If you are forced to make dinner for ungrateful children, and you anticipate that their reaction to your Potaje de Frijoles Blancos con Codornices will be less than enthusiastic, do not, whatever you do, fall into the "white food" trap. Do not trot out a plate of wagon-wheel noodles topped with a shake of Parmesan-flavored cheese product and call it dinner. How in the world are your finicky eaters ever going to raise their level of taste or expand their culinary horizons if they are exposed only to plain noodles and cut-up hotdogs? Offer them what the grown-ups are eating. Fill their plates with color and flavor. If nothing else, they can admire the texture and composition.

It is not your job to spend every evening over a hot stove, preparing two or even three different dinners, catering to every preference in the family. Why not try a novel approach and serve the same dinner to everyone *gasp* It may seem difficult at first, getting your children used to this egalitarian plan. They may balk and make unpleasant faces. They may turn up their noses at Monday evening's braised Blanquette de Veau and refuse to eat. Enjoy your meal, and firmly insist that this is what is being served for dinner. Tuesday night they may rudely refrain from the roasted asparagus ragout (Nolan asks me to buy asparagus every time we're at the store), and will almost certainly complain of some vague "hunger". Do not be inveigled to whip up a small pot of macaroni and butter. Wednesday may find them sniffing disdainfully at your Coq au Poire, but by Thursday their little tummies will begin to rumble ever so slightly as they glance with longing at the Creole trout puffs. Come Friday, in a weakened and much more malleable state, they will be begging for seconds of spring-pea soup, and clamoring for just one more piece of cauliflower torte.

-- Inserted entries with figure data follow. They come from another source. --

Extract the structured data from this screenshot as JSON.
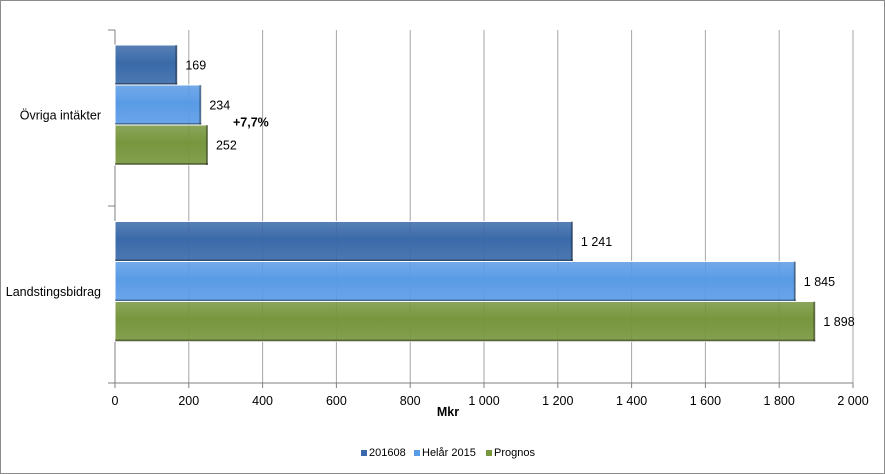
{
  "chart_data": {
    "type": "bar",
    "orientation": "horizontal",
    "categories": [
      "Övriga intäkter",
      "Landstingsbidrag"
    ],
    "series": [
      {
        "name": "201608",
        "values": [
          169,
          1241
        ],
        "labels": [
          "169",
          "1 241"
        ],
        "color": "#3a6aa9"
      },
      {
        "name": "Helår 2015",
        "values": [
          234,
          1845
        ],
        "labels": [
          "234",
          "1 845"
        ],
        "color": "#5a9be6"
      },
      {
        "name": "Prognos",
        "values": [
          252,
          1898
        ],
        "labels": [
          "252",
          "1 898"
        ],
        "color": "#77963e"
      }
    ],
    "xlim": [
      0,
      2000
    ],
    "xticks": [
      0,
      200,
      400,
      600,
      800,
      1000,
      1200,
      1400,
      1600,
      1800,
      2000
    ],
    "xtick_labels": [
      "0",
      "200",
      "400",
      "600",
      "800",
      "1 000",
      "1 200",
      "1 400",
      "1 600",
      "1 800",
      "2 000"
    ],
    "xlabel": "Mkr",
    "grid": "vertical",
    "legend_position": "bottom",
    "annotations": [
      {
        "text": "+7,7%",
        "category": "Övriga intäkter"
      }
    ]
  }
}
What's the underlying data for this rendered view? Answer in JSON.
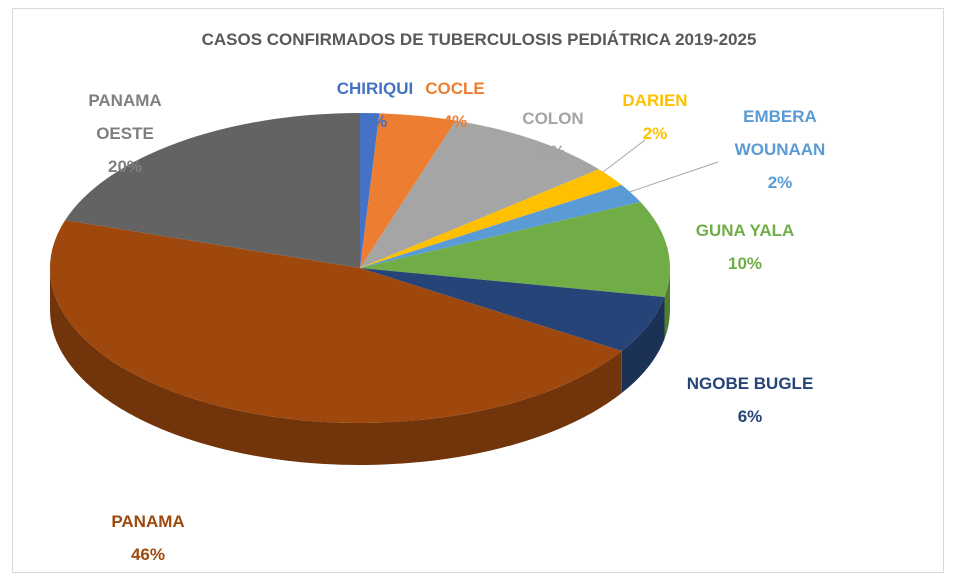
{
  "chart_data": {
    "type": "pie3d",
    "title": "CASOS CONFIRMADOS DE TUBERCULOSIS PEDIÁTRICA 2019-2025",
    "categories": [
      "CHIRIQUI",
      "COCLE",
      "COLON",
      "DARIEN",
      "EMBERA WOUNAAN",
      "GUNA YALA",
      "NGOBE BUGLE",
      "PANAMA",
      "PANAMA OESTE"
    ],
    "values": [
      1,
      4,
      9,
      2,
      2,
      10,
      6,
      46,
      20
    ],
    "value_labels": [
      "1%",
      "4%",
      "9%",
      "2%",
      "2%",
      "10%",
      "6%",
      "46%",
      "20%"
    ],
    "colors": [
      "#4472c4",
      "#ed7d31",
      "#a5a5a5",
      "#ffc000",
      "#5b9bd5",
      "#70ad47",
      "#264478",
      "#9e480e",
      "#636363"
    ]
  }
}
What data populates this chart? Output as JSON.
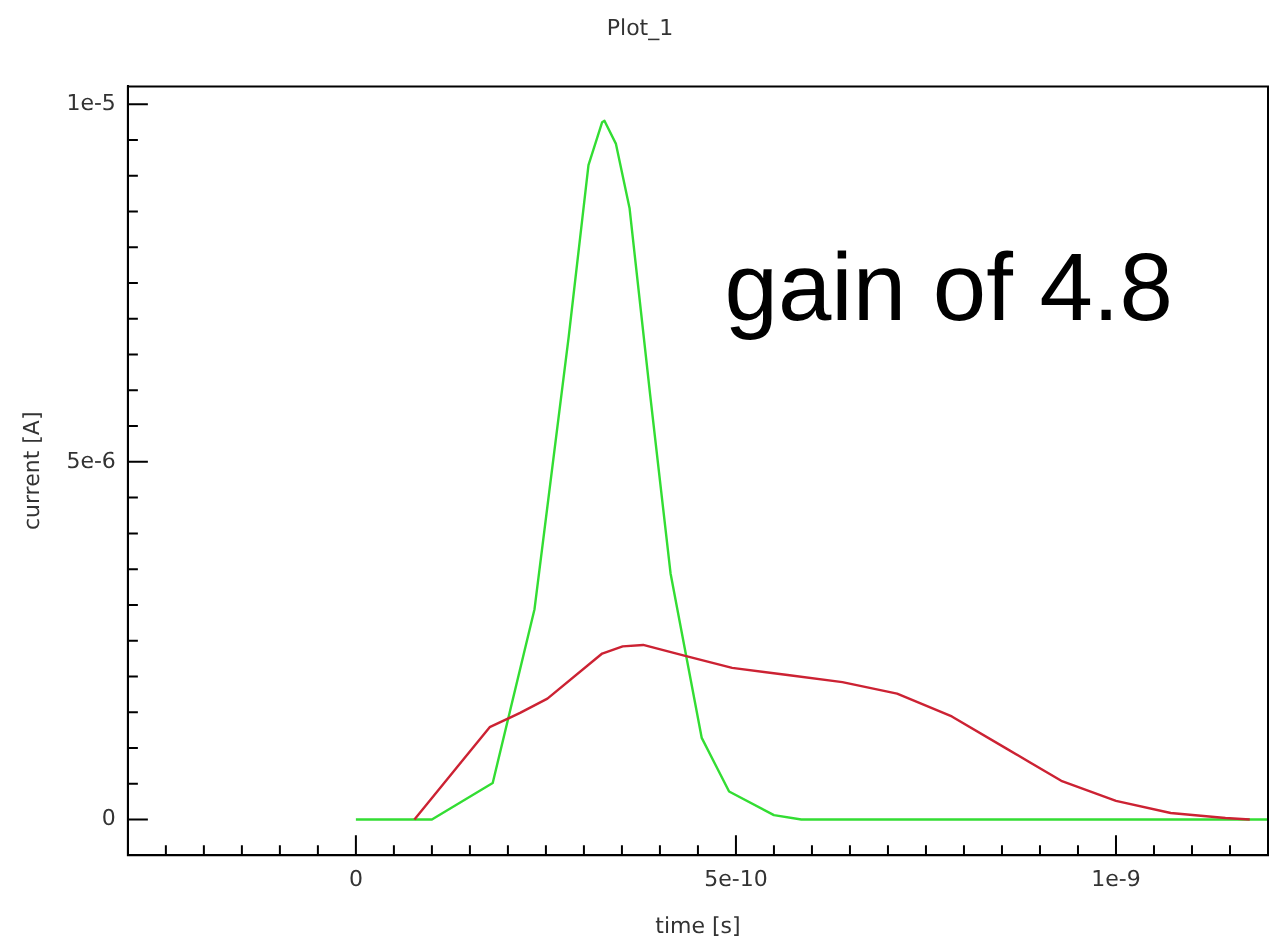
{
  "chart_data": {
    "type": "line",
    "title": "Plot_1",
    "xlabel": "time [s]",
    "ylabel": "current [A]",
    "annotations": [
      "gain of 4.8"
    ],
    "xlim": [
      -3e-10,
      1.2e-09
    ],
    "ylim": [
      -5e-07,
      1.025e-05
    ],
    "xticks": [
      {
        "value": -2.5e-10,
        "label": null
      },
      {
        "value": -2e-10,
        "label": null
      },
      {
        "value": -1.5e-10,
        "label": null
      },
      {
        "value": -1e-10,
        "label": null
      },
      {
        "value": -5e-11,
        "label": null
      },
      0,
      {
        "value": 5e-11,
        "label": null
      },
      {
        "value": 1e-10,
        "label": null
      },
      {
        "value": 1.5e-10,
        "label": null
      },
      {
        "value": 2e-10,
        "label": null
      },
      {
        "value": 2.5e-10,
        "label": null
      },
      {
        "value": 3e-10,
        "label": null
      },
      {
        "value": 3.5e-10,
        "label": null
      },
      {
        "value": 4e-10,
        "label": null
      },
      {
        "value": 4.5e-10,
        "label": null
      },
      {
        "value": 5e-10,
        "label": "5e-10"
      },
      {
        "value": 5.5e-10,
        "label": null
      },
      {
        "value": 6e-10,
        "label": null
      },
      {
        "value": 6.5e-10,
        "label": null
      },
      {
        "value": 7e-10,
        "label": null
      },
      {
        "value": 7.5e-10,
        "label": null
      },
      {
        "value": 8e-10,
        "label": null
      },
      {
        "value": 8.5e-10,
        "label": null
      },
      {
        "value": 9e-10,
        "label": null
      },
      {
        "value": 9.5e-10,
        "label": null
      },
      {
        "value": 1e-09,
        "label": "1e-9"
      },
      {
        "value": 1.05e-09,
        "label": null
      },
      {
        "value": 1.1e-09,
        "label": null
      },
      {
        "value": 1.15e-09,
        "label": null
      }
    ],
    "yticks": [
      0,
      {
        "value": 5e-07,
        "label": null
      },
      {
        "value": 1e-06,
        "label": null
      },
      {
        "value": 1.5e-06,
        "label": null
      },
      {
        "value": 2e-06,
        "label": null
      },
      {
        "value": 2.5e-06,
        "label": null
      },
      {
        "value": 3e-06,
        "label": null
      },
      {
        "value": 3.5e-06,
        "label": null
      },
      {
        "value": 4e-06,
        "label": null
      },
      {
        "value": 4.5e-06,
        "label": null
      },
      {
        "value": 5e-06,
        "label": "5e-6"
      },
      {
        "value": 5.5e-06,
        "label": null
      },
      {
        "value": 6e-06,
        "label": null
      },
      {
        "value": 6.5e-06,
        "label": null
      },
      {
        "value": 7e-06,
        "label": null
      },
      {
        "value": 7.5e-06,
        "label": null
      },
      {
        "value": 8e-06,
        "label": null
      },
      {
        "value": 8.5e-06,
        "label": null
      },
      {
        "value": 9e-06,
        "label": null
      },
      {
        "value": 9.5e-06,
        "label": null
      },
      {
        "value": 1e-05,
        "label": "1e-5"
      }
    ],
    "series": [
      {
        "color": "#cc2233",
        "x": [
          7.7e-11,
          1.76e-10,
          2.16e-10,
          2.52e-10,
          3.24e-10,
          3.51e-10,
          3.78e-10,
          4.32e-10,
          4.95e-10,
          5.68e-10,
          6.4e-10,
          7.12e-10,
          7.84e-10,
          8.56e-10,
          9.28e-10,
          1e-09,
          1.072e-09,
          1.144e-09,
          1.176e-09
        ],
        "values": [
          0,
          1.29e-06,
          1.49e-06,
          1.69e-06,
          2.32e-06,
          2.42e-06,
          2.44e-06,
          2.29e-06,
          2.12e-06,
          2.02e-06,
          1.92e-06,
          1.76e-06,
          1.44e-06,
          9.9e-07,
          5.4e-07,
          2.6e-07,
          9e-08,
          2e-08,
          0
        ]
      },
      {
        "color": "#33dd33",
        "x": [
          0,
          1e-10,
          1.8e-10,
          2.35e-10,
          2.8e-10,
          3.06e-10,
          3.24e-10,
          3.27e-10,
          3.42e-10,
          3.6e-10,
          3.87e-10,
          4.14e-10,
          4.55e-10,
          4.91e-10,
          5.5e-10,
          5.86e-10,
          1.2e-09
        ],
        "values": [
          0,
          0,
          5.1e-07,
          2.94e-06,
          6.75e-06,
          9.15e-06,
          9.75e-06,
          9.77e-06,
          9.45e-06,
          8.55e-06,
          5.95e-06,
          3.44e-06,
          1.14e-06,
          3.9e-07,
          6e-08,
          0,
          0
        ]
      }
    ]
  }
}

If you didn't start them on an interesting variety of foods by the time they were a year old, then this method is really the only way to break them of their persnickety eating habits. As long as they are given plenty of fresh water to drink, they shouldn't be in any serious danger.

Attempt to avoid the ubiquitous "negotiating" that goes on at dinner tables across the country, which is really nothing more than bribing children to eat dinner.

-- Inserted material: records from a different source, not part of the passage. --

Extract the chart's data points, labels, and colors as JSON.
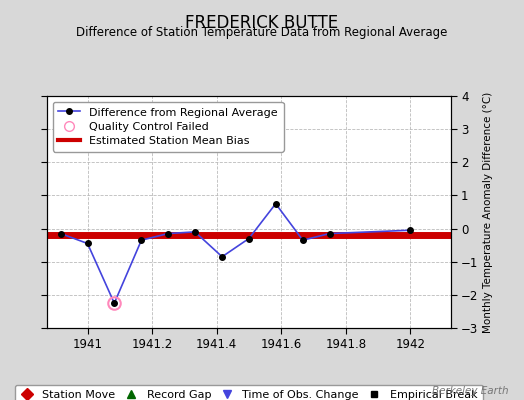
{
  "title": "FREDERICK BUTTE",
  "subtitle": "Difference of Station Temperature Data from Regional Average",
  "ylabel_right": "Monthly Temperature Anomaly Difference (°C)",
  "xlim": [
    1940.875,
    1942.125
  ],
  "ylim": [
    -3,
    4
  ],
  "yticks": [
    -3,
    -2,
    -1,
    0,
    1,
    2,
    3,
    4
  ],
  "xticks": [
    1941,
    1941.2,
    1941.4,
    1941.6,
    1941.8,
    1942
  ],
  "xtick_labels": [
    "1941",
    "1941.2",
    "1941.4",
    "1941.6",
    "1941.8",
    "1942"
  ],
  "background_color": "#d8d8d8",
  "plot_bg_color": "#ffffff",
  "grid_color": "#bbbbbb",
  "watermark": "Berkeley Earth",
  "line_data_x": [
    1940.917,
    1941.0,
    1941.083,
    1941.167,
    1941.25,
    1941.333,
    1941.417,
    1941.5,
    1941.583,
    1941.667,
    1941.75,
    1942.0
  ],
  "line_data_y": [
    -0.15,
    -0.45,
    -2.25,
    -0.35,
    -0.15,
    -0.1,
    -0.85,
    -0.3,
    0.75,
    -0.35,
    -0.15,
    -0.05
  ],
  "line_color": "#4444dd",
  "line_width": 1.2,
  "marker_color": "#000000",
  "marker_size": 4,
  "bias_line_y": -0.18,
  "bias_color": "#cc0000",
  "bias_linewidth": 5,
  "qc_fail_x": [
    1941.083
  ],
  "qc_fail_y": [
    -2.25
  ],
  "qc_marker_color": "#ff88bb",
  "legend1_labels": [
    "Difference from Regional Average",
    "Quality Control Failed",
    "Estimated Station Mean Bias"
  ],
  "legend2_labels": [
    "Station Move",
    "Record Gap",
    "Time of Obs. Change",
    "Empirical Break"
  ],
  "title_fontsize": 12,
  "subtitle_fontsize": 8.5,
  "tick_fontsize": 8.5,
  "legend_fontsize": 8,
  "watermark_fontsize": 7.5
}
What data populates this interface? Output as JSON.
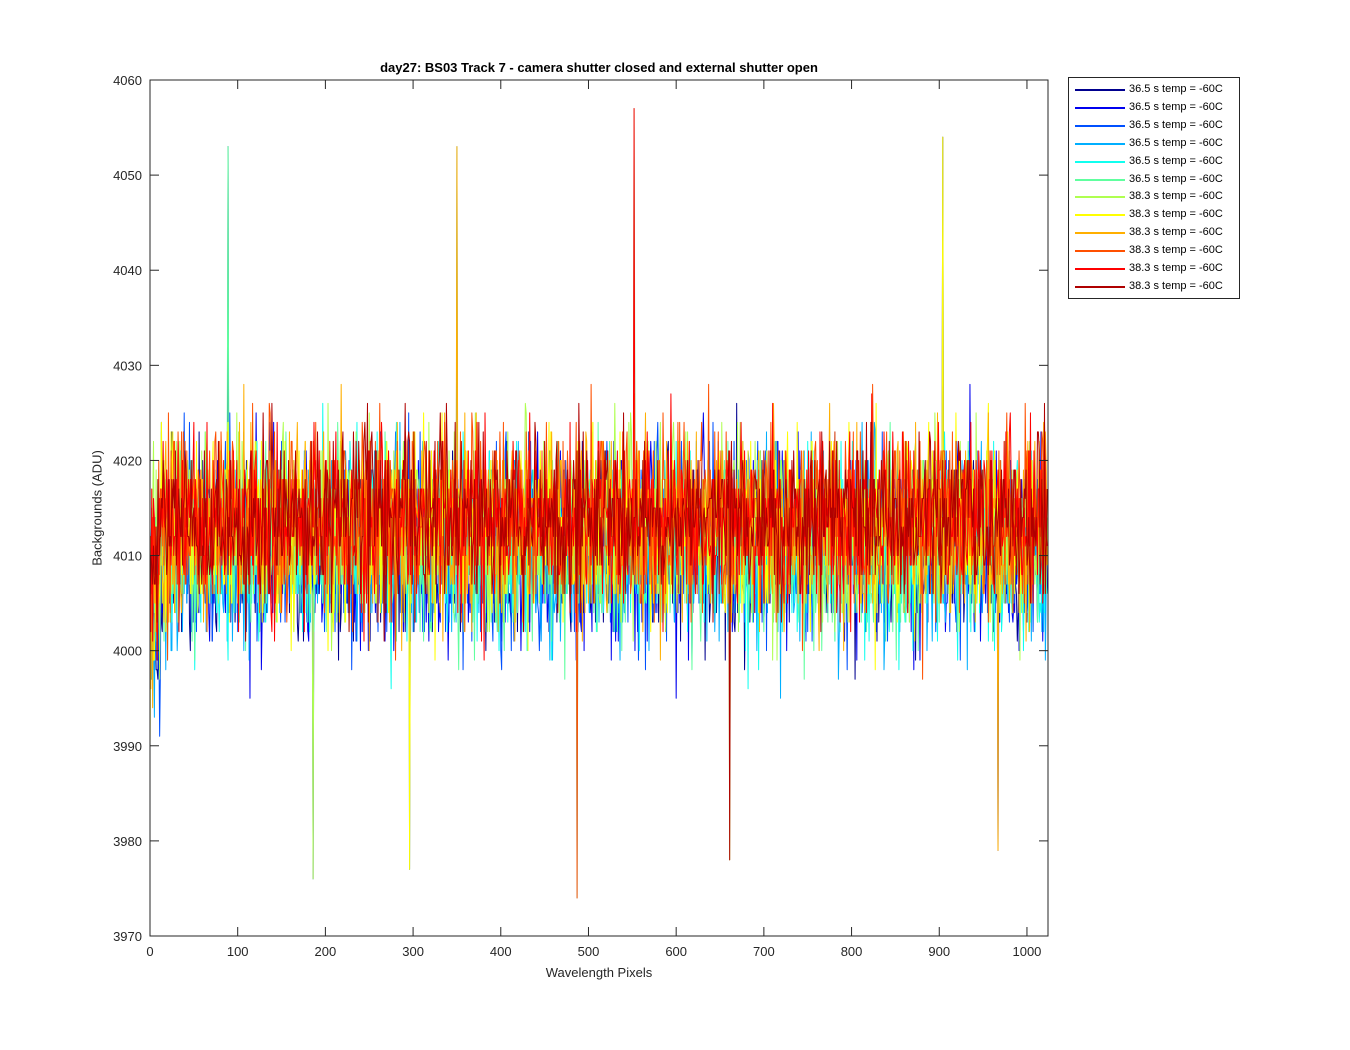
{
  "chart_data": {
    "type": "line",
    "title": "day27: BS03  Track 7 - camera shutter closed and external shutter open",
    "xlabel": "Wavelength Pixels",
    "ylabel": "Backgrounds (ADU)",
    "xlim": [
      0,
      1024
    ],
    "ylim": [
      3970,
      4060
    ],
    "xticks": [
      0,
      100,
      200,
      300,
      400,
      500,
      600,
      700,
      800,
      900,
      1000
    ],
    "yticks": [
      3970,
      3980,
      3990,
      4000,
      4010,
      4020,
      4030,
      4040,
      4050,
      4060
    ],
    "grid": false,
    "legend_position": "outside-top-right",
    "n_points": 1024,
    "series": [
      {
        "name": "36.5 s temp = -60C",
        "color": "#00008F",
        "mean": 4011,
        "spread": 9
      },
      {
        "name": "36.5 s temp = -60C",
        "color": "#0000EF",
        "mean": 4011,
        "spread": 9
      },
      {
        "name": "36.5 s temp = -60C",
        "color": "#0050FF",
        "mean": 4011,
        "spread": 9
      },
      {
        "name": "36.5 s temp = -60C",
        "color": "#00AFFF",
        "mean": 4011,
        "spread": 9
      },
      {
        "name": "36.5 s temp = -60C",
        "color": "#10FFEF",
        "mean": 4011,
        "spread": 9
      },
      {
        "name": "36.5 s temp = -60C",
        "color": "#60FF9F",
        "mean": 4011,
        "spread": 9
      },
      {
        "name": "38.3 s temp = -60C",
        "color": "#AFFF50",
        "mean": 4013,
        "spread": 9
      },
      {
        "name": "38.3 s temp = -60C",
        "color": "#FFFF00",
        "mean": 4013,
        "spread": 9
      },
      {
        "name": "38.3 s temp = -60C",
        "color": "#FFAF00",
        "mean": 4013,
        "spread": 9
      },
      {
        "name": "38.3 s temp = -60C",
        "color": "#FF5000",
        "mean": 4014,
        "spread": 9
      },
      {
        "name": "38.3 s temp = -60C",
        "color": "#FF0000",
        "mean": 4014,
        "spread": 8
      },
      {
        "name": "38.3 s temp = -60C",
        "color": "#AF0000",
        "mean": 4014,
        "spread": 8
      }
    ],
    "notable_points": [
      {
        "x": 89,
        "y": 4053
      },
      {
        "x": 186,
        "y": 3976
      },
      {
        "x": 296,
        "y": 3977
      },
      {
        "x": 350,
        "y": 4053
      },
      {
        "x": 487,
        "y": 3974
      },
      {
        "x": 552,
        "y": 4057
      },
      {
        "x": 661,
        "y": 3978
      },
      {
        "x": 904,
        "y": 4054
      },
      {
        "x": 967,
        "y": 3979
      }
    ]
  }
}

They poke at their salad, they move the carrots and broccoli around the plate. You propose a deal: In exchange for taking "just five more big bites" they can have sweets beyond their wildest dreams. "Just three more bites" will get them cookies and ice cream. The child puts two grains of rice into his mouth and demands dessert. You will be exhausted, and your child will get dessert, having won the battle. So it will go, meal after meal, night after night.

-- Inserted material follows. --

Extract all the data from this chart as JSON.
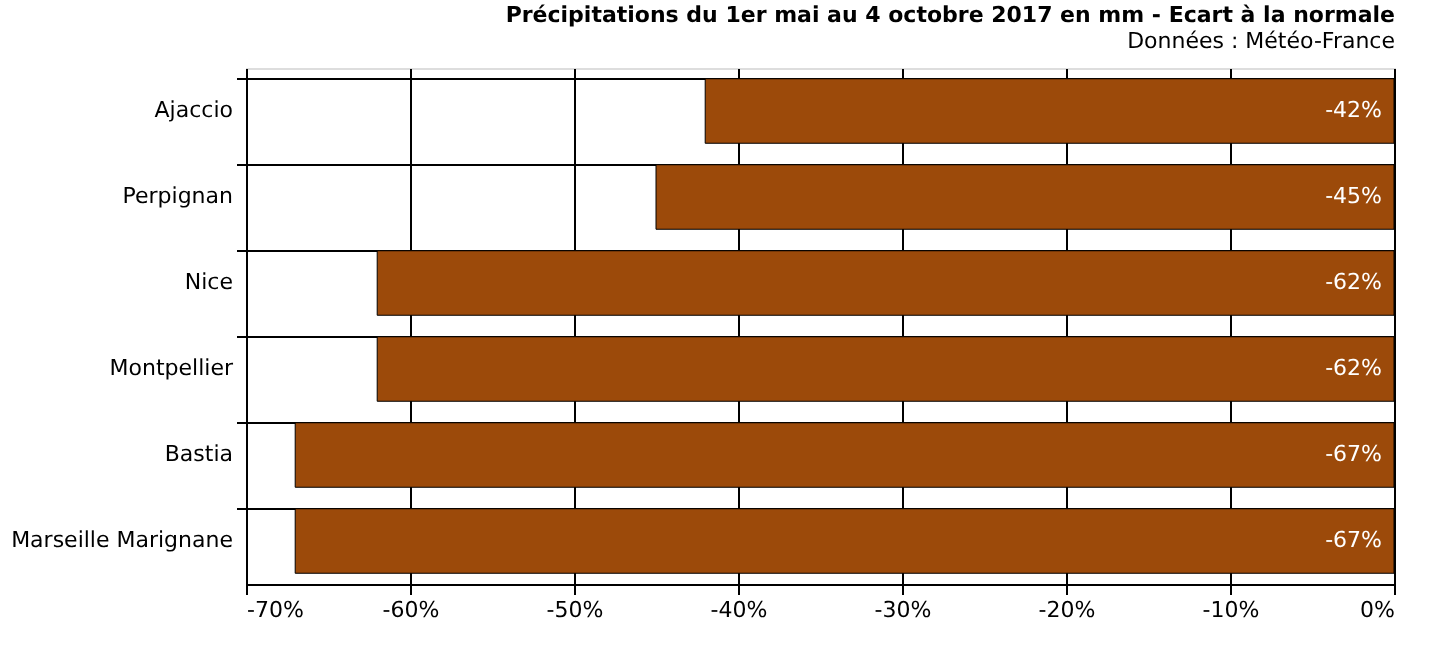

If you must try to reason with them, do not barter with food. Use a cherished nonfood item as a bargaining chip, for instance telling them they will not get to watch their favorite video or play poker after dinner unless they eat all of their vegetables. Dessert is taken out of the equation. Simple. Clean. They keep up their end, you keep up yours.

Bon appetit!

Couldn't say it any better. Nothing annoys me more than restaurant children's menus. Chicken fingers, fries, hot dogs, hamburgers, grilled cheese. Seriously?? Every single restaurant. It's ridiculous. Children can and DO have broader palates than that. Like Nolan eating all my clams and shrimp. His favorite food is Pad Thai. He loves vegetables. Oh! Another thing that annoys me to no end is the "hiding the vegetables" fad right now. Puree veggies and add it to your kid's food so they won't know. So, in reality they get a teaspoon of veggies in their mac & cheese. And they learn that veggies are only good in disguise. You suddenly put cauliflower in it's whole, pure form before them and they recoil in fear. Gah! Oh! And as I just commented on Mindy's recent post...why in the world would you cut the crusts off your kid's bread? It's just retarded. Off my soapbox now.

7 comments:

Cheri said...

The poker thing really works for us with Elliot.

With restaurants serving such huge portions, I can't even justify ordering something seperate for Elliot. I think he would be offended if I did.

Shannon said...

we usually order something for the kids to split. but we didn't order nolan his own food until he was pretty much old enough to share with avrie.

Mindy said...

i'm going to look for this at our library - sounds good!

Laura Ingalls Wilder said...

I LIKE your soapbox!

Janelle said...

Hmmmm I'm going to have to check this book out. It sounds really good!

Lani said...

And then there's me. I see the point, but I also think that a little hotdog or macaroni and cheese here and there never hurt anyone. ;)

Shannon said...

We still eat mac & cheese and hot dogs too, Lani! And I just found the best hot dogs on the face of the earth at our little local butcher shop.